Restricting operations in Russia (without taking formal steps) can result in nationalisation. In spring 2022, the regime made it possible for it to be carried out against companies that have stopped operations in Russia and in which more than 25% of the shares are held by foreign entities from countries described as unfriendly. They go into administration exercised by the Russian authorities, unless they resume operations or sell their shareholdings if they have ceased operations without economic justification or due to an anti-Russian stance. This has persuaded Auchan to continue operating its subsidiaries, in order to avoid such accusations from the regime and takeovers under the pretext of bankruptcy protection and the initiation of proceedings against local management.

Thanks to non-transparent procedures and imprecise regulations, the regime can arbitrarily decide the future of Western companies on the Russian market. An additional problem for businesses in the case of any such decision is the lack of effective avenues of appeal, as local courts are not independent. Russia’s exclusion from the Council of Europe has further limited the ability of businesses whose rights (e.g., property) have been violated to seek redress.

Conclusions and Outlook

Russia is making skilful use of instruments of legal and economic pressure on foreign companies. The legislative changes introduced are designed to reduce the visibility of the negative effects of the war on Russian society, suggest the ineffectiveness of sanctions and encourage Western companies to pressure the home government to lift restrictions or refrain from seizing Russian assets because of potential retaliation. They keep foreign technology, know-how, and capital in Russia and undermine confidence in brands remaining in Russia among Western consumers.

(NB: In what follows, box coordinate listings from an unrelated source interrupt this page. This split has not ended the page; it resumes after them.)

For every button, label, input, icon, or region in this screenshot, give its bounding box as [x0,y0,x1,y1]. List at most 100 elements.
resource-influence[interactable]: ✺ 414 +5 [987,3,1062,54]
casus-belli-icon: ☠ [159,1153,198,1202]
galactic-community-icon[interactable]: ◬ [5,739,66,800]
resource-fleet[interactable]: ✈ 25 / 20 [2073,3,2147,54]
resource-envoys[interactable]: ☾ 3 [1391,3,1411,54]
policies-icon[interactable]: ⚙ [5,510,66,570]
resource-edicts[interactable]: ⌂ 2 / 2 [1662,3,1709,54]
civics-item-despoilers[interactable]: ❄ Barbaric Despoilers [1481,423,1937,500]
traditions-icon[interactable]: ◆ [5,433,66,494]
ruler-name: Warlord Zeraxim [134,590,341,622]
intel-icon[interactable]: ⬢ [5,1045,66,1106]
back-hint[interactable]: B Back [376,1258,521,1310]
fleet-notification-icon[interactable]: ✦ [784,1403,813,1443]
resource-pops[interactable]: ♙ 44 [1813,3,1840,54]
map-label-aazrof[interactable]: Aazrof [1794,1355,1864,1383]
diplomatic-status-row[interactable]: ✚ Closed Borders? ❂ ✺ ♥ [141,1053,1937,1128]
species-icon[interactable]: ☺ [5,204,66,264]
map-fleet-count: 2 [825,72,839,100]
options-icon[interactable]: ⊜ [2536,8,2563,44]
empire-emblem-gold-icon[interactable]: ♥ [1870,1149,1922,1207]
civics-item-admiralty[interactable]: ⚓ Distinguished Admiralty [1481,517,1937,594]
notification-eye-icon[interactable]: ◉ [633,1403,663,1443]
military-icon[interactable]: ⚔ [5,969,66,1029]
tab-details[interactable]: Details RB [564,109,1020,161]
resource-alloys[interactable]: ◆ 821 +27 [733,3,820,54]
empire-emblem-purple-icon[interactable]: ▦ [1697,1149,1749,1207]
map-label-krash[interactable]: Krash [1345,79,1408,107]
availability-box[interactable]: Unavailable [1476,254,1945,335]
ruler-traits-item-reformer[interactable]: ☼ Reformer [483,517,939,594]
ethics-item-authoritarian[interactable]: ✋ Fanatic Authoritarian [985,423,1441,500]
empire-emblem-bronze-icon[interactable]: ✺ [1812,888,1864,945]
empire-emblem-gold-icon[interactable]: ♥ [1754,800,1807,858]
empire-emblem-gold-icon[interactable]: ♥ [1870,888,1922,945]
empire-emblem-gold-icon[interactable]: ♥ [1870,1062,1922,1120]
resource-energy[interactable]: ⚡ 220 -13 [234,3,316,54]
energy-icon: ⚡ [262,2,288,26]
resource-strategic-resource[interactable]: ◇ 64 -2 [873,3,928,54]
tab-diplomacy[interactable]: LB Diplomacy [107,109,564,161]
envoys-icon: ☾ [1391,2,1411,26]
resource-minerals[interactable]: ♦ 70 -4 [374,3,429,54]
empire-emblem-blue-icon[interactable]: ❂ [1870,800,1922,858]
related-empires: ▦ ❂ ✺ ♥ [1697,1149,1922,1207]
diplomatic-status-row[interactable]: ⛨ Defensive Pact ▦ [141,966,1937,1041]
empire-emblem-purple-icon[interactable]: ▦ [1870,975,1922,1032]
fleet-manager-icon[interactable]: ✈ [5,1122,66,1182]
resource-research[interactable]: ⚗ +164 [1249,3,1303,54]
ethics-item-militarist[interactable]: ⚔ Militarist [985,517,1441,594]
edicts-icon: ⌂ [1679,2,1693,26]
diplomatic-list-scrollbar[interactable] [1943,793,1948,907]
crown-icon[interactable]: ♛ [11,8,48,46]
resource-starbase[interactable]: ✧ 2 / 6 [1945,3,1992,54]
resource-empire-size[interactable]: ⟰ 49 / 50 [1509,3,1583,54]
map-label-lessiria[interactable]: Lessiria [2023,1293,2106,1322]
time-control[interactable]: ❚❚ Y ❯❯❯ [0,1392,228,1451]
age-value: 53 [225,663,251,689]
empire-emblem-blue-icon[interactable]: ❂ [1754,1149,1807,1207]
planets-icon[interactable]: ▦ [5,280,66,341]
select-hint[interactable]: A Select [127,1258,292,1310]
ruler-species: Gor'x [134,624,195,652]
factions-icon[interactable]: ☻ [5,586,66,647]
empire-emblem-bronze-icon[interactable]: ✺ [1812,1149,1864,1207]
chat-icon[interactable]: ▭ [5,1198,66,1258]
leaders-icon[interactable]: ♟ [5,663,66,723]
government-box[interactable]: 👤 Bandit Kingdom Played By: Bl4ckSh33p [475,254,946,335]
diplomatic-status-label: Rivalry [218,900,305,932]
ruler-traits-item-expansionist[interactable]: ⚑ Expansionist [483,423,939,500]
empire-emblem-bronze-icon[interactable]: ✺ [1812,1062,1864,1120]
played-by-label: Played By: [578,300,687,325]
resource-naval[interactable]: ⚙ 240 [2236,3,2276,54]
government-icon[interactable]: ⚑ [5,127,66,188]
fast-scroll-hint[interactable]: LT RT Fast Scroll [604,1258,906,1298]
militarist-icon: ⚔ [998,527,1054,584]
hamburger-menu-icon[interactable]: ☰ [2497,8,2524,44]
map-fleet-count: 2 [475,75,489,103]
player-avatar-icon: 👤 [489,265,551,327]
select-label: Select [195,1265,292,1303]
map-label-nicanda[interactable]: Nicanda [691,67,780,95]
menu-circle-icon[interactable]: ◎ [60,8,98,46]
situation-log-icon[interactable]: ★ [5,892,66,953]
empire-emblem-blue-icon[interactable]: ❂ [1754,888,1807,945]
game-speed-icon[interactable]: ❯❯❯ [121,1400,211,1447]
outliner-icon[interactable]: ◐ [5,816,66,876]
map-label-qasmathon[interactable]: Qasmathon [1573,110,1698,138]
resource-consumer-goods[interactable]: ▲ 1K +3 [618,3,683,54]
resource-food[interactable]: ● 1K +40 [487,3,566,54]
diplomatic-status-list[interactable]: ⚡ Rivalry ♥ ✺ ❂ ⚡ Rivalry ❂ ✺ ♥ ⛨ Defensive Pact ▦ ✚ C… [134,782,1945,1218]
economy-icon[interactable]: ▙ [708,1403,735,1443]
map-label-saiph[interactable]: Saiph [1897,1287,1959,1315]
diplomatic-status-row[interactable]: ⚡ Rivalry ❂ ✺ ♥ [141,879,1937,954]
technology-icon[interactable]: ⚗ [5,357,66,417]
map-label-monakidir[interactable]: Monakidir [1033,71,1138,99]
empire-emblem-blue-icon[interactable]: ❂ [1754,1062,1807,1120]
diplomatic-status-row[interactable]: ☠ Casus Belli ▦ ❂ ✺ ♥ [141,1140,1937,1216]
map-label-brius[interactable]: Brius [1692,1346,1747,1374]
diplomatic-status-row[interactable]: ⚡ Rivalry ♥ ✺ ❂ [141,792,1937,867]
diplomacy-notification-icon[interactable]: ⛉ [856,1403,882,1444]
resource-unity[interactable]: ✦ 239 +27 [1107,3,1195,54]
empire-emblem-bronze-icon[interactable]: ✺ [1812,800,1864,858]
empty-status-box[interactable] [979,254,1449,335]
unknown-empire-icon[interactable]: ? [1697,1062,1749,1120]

The longer the conflict lasts, the less profitable it will be for companies to not suspend operations in Russia as a means of surviving the difficult times, which means having to decide whether to continue operations or withdraw. Individual decisions by businesses are a product of trying to balance the image and financial losses, but overall they are never beneficial for the business.

It is in Poland’s interest to encourage the EU to adopt solutions to persuade businesses to withdraw from Russia. However, the response to the Russian regime’s legal and economic pressure on EU companies should be adopted at the EU level. In view of the ongoing Hungarian presidency of the Council of the EU and post-election changes in EU institutions, the prospect of concrete action will be more likely in the next months when Poland will take over the presidency of the Council. It can therefore prepare concrete proposals for action. Although support for companies leaving the Russian market is unlikely, as especially since 2014 they have known the risks of operating in Russia, it would be feasible to expand the catalogue of areas in which EU entities are banned from operating there (e.g., electronics, certain sectors of the food industry, such as confectionery). Another possibility is to impose sanctions on Russian entities taking advantage of the forced position of EU companies, such as buying back their shares below market value.